A rare high-level meeting between the two Koreas scheduled for June 12-13, which would have been the first between the two sides for six years, was canceled on Tuesday due to spats over protocol.
But the North’s powerful National Defense Commission then issued a statement carried by state media calling for negotiations with Washington.
“We propose senior-level talks between... the (North) and the US to defuse tensions on the Korean Peninsula and ensure peace and security in the region,” it said.
The North is willing to have “broad and in-depth discussions” on issues such as the building of “a world without nuclear weapons” promoted by US President Barack Obama, it said, inviting Washington to set the time and venue.

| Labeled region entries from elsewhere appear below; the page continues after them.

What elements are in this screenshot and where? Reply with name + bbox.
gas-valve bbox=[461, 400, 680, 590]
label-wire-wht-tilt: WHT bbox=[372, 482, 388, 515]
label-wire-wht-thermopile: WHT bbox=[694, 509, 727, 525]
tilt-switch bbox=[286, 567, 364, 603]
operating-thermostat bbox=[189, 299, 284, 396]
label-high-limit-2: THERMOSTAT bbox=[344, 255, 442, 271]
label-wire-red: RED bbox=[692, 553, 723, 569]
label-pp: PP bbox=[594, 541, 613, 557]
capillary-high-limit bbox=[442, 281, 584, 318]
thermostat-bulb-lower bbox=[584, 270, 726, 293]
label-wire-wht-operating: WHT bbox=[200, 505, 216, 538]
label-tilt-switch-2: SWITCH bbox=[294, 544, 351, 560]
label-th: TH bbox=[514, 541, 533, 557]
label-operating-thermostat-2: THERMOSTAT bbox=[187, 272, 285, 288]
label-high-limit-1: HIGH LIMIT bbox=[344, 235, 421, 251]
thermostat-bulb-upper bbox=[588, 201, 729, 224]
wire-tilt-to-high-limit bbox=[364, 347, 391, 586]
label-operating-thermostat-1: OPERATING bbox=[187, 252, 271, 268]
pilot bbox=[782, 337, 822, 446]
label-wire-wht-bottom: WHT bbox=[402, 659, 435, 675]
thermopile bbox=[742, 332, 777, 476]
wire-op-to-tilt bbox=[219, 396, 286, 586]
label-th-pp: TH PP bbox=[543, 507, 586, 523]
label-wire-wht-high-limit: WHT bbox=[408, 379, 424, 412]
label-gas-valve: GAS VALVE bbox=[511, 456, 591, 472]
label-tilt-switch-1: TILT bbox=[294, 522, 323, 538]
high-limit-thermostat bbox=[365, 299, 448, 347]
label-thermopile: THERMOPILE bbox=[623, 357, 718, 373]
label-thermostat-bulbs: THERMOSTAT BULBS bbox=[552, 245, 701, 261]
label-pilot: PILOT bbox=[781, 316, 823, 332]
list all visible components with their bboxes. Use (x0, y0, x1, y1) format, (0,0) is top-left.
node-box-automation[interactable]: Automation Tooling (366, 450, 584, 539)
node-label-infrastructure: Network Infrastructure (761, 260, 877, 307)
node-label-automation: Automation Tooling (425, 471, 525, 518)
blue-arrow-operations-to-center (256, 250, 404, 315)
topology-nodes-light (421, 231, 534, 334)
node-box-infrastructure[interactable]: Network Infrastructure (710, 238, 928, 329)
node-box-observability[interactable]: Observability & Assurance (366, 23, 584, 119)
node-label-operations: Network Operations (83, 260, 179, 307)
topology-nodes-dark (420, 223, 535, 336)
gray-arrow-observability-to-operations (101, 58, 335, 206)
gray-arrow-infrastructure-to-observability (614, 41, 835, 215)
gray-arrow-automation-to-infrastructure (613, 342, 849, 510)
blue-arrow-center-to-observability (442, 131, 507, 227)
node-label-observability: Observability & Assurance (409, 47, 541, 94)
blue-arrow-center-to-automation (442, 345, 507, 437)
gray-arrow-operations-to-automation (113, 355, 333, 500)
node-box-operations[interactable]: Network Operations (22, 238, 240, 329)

“If the US has true intent on defusing tensions on the Korean Peninsula and ensuring peace and security in the US mainland and the region, it should not raise preconditions for dialogue and contact,” it said.
The latest proposal came as the North was under mounting pressure to abandon its atomic arsenal and its belligerent behavior, not only from the United States and its ally the South, but also Pyongyang’s sole major ally, China.
The chief nuclear envoys of the United States, the South and Japan are to meet in Washington on Wednesday to discuss ways to resume the long-stalled six-nation nuclear disarmament talks on the North.